The sonographic detection of a fetus with skeletal abnormalities presents the clinician with challenging diagnostic dilemmas and management options, as there are around 400 known generalized skeletal dysplasias with an estimated prevalence of 2–7 in 10,000. Some can present with significant findings early in pregnancy, but some do not have obvious findings until the mid-trimester, when they may be detected on a routine fetal anomaly scan, and others present later. However, many do not present until later in postnatal life. In some instances, the lethality of the disorder is apparent and a discussion of pregnancy termination is appropriate, but the aim prenatally is to try and arrive at a definitive diagnosis in order to offer parents accurate information regarding prognosis. As this is frequently not possible, at a minimum we should aim to distinguish lethal from nonlethal, and provide some degree of differential diagnosis so that parents can make decisions regarding further pregnancy management. An aid to the prediction of lethality is the use of a femur length/abdominal circumference (FL/AC) ratio, which, if < 0.16, distinguishes lethal from nonlethal skeletal dysplasias.

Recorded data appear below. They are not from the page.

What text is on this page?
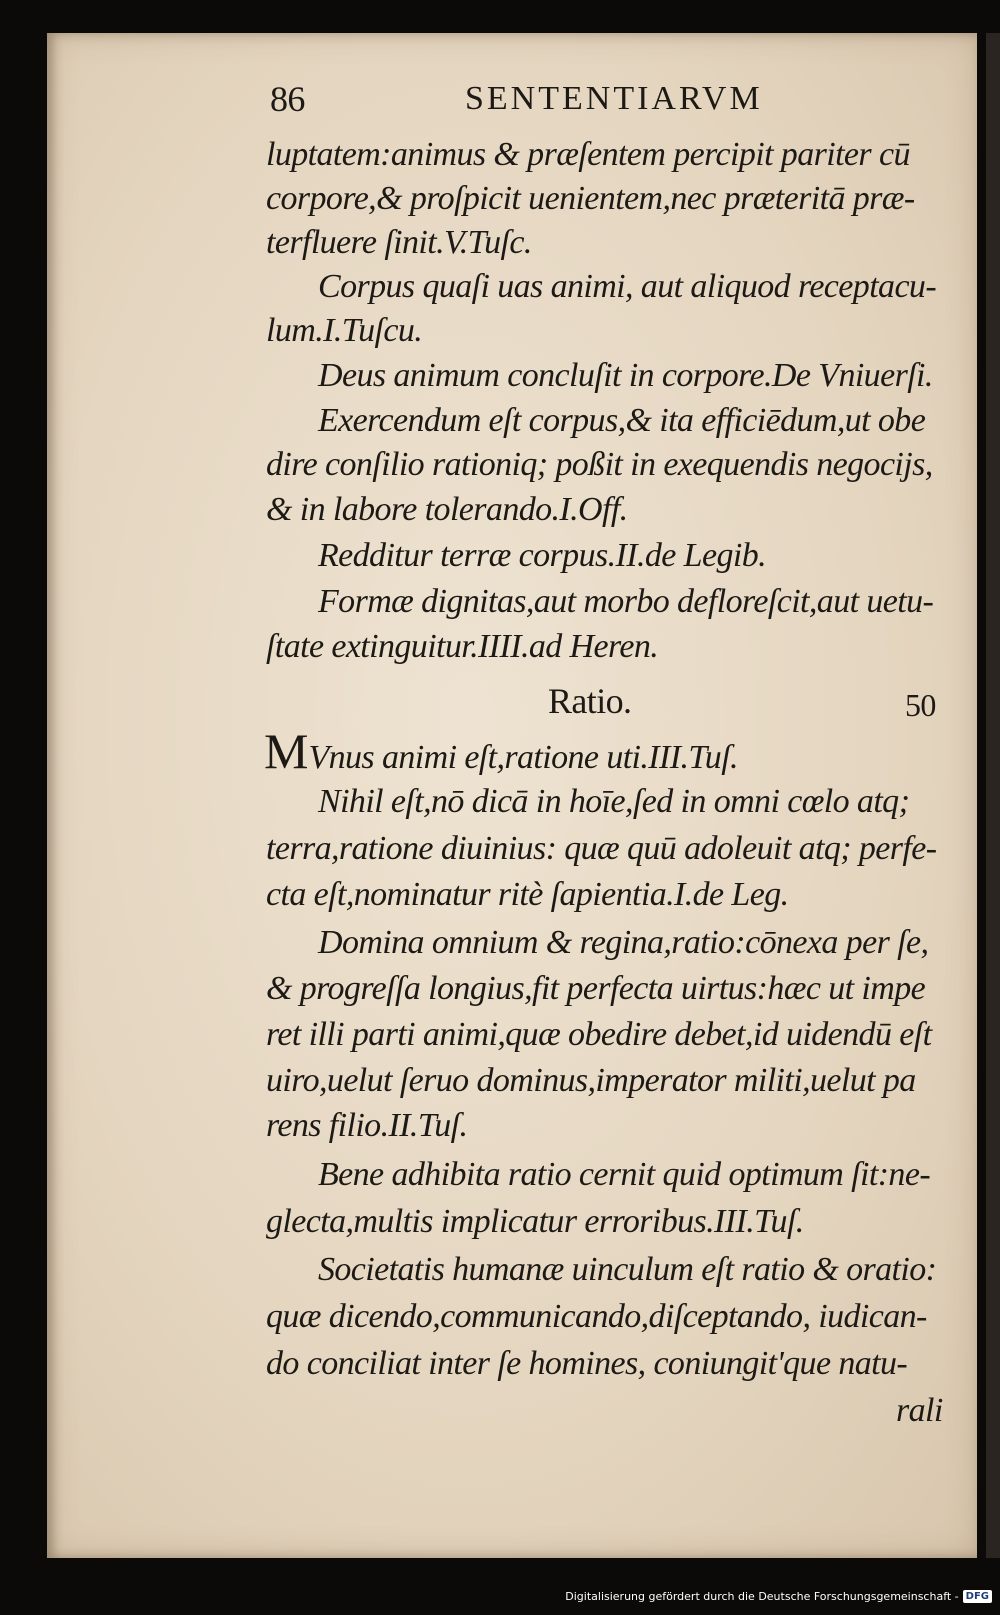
86	SENTENTIARVM
luptatem:animus & præſentem percipit pariter cū
corpore,& proſpicit uenientem,nec præteritā præ-
terfluere ſinit.V.Tuſc.
Corpus quaſi uas animi, aut aliquod receptacu-
lum.I.Tuſcu.
Deus animum concluſit in corpore.De Vniuerſi.
Exercendum eſt corpus,& ita efficiēdum,ut obe
dire conſilio rationiq; poßit in exequendis negocijs,
& in labore tolerando.I.Off.
Redditur terræ corpus.II.de Legib.
Formæ dignitas,aut morbo defloreſcit,aut uetu-
ſtate extinguitur.IIII.ad Heren.
Ratio.	50
MVnus animi eſt,ratione uti.III.Tuſ.
Nihil eſt,nō dicā in hoīe,ſed in omni cœlo atq;
terra,ratione diuinius: quæ quū adoleuit atq; perfe-
cta eſt,nominatur ritè ſapientia.I.de Leg.
Domina omnium & regina,ratio:cōnexa per ſe,
& progreſſa longius,fit perfecta uirtus:hæc ut impe
ret illi parti animi,quæ obedire debet,id uidendū eſt
uiro,uelut ſeruo dominus,imperator militi,uelut pa
rens filio.II.Tuſ.
Bene adhibita ratio cernit quid optimum ſit:ne-
glecta,multis implicatur erroribus.III.Tuſ.
Societatis humanæ uinculum eſt ratio & oratio:
quæ dicendo,communicando,diſceptando, iudican-
do conciliat inter ſe homines, coniungit'que natu-
rali
Digitalisierung gefördert durch die Deutsche Forschungsgemeinschaft - DFG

Women typically present for the prenatal diagnosis
of a skeletal abnormality in one of three ways:three ways:
• with a relevant family history,
• with an abnormality found during routine ultrasound, or
• because of a maternal condition.
Inheritable skeletal disorders may be autosomal dominant, autosomal recessive, or sex-linked, or they may arise sporadically. The genetic etiology of an increasing number of conditions is now known, making antenatal diagnosis possible early in pregnancy in families at increased risk, often before any skeletal manifestation is evident ultrasonographically. Furthermore, the advent of next-generation sequencing (NGS) and the development of NGS gene panels or whole exome sequencing can further enhance the ability to screen affected pregnancies for multiple mutations in many genes. This increases the possibility of arriving at a definitive diagnosis in a timely fashion in pregnancy, either following invasive testing and analysis of fetal amniocytes or chorionic villi or using noninvasive prenatal diagnosis and analysis of cell-free fetal DNA (cffDNA) in maternal plasma. When a skeletal dysplasia is suspected consultation with a geneticist is strongly recommended.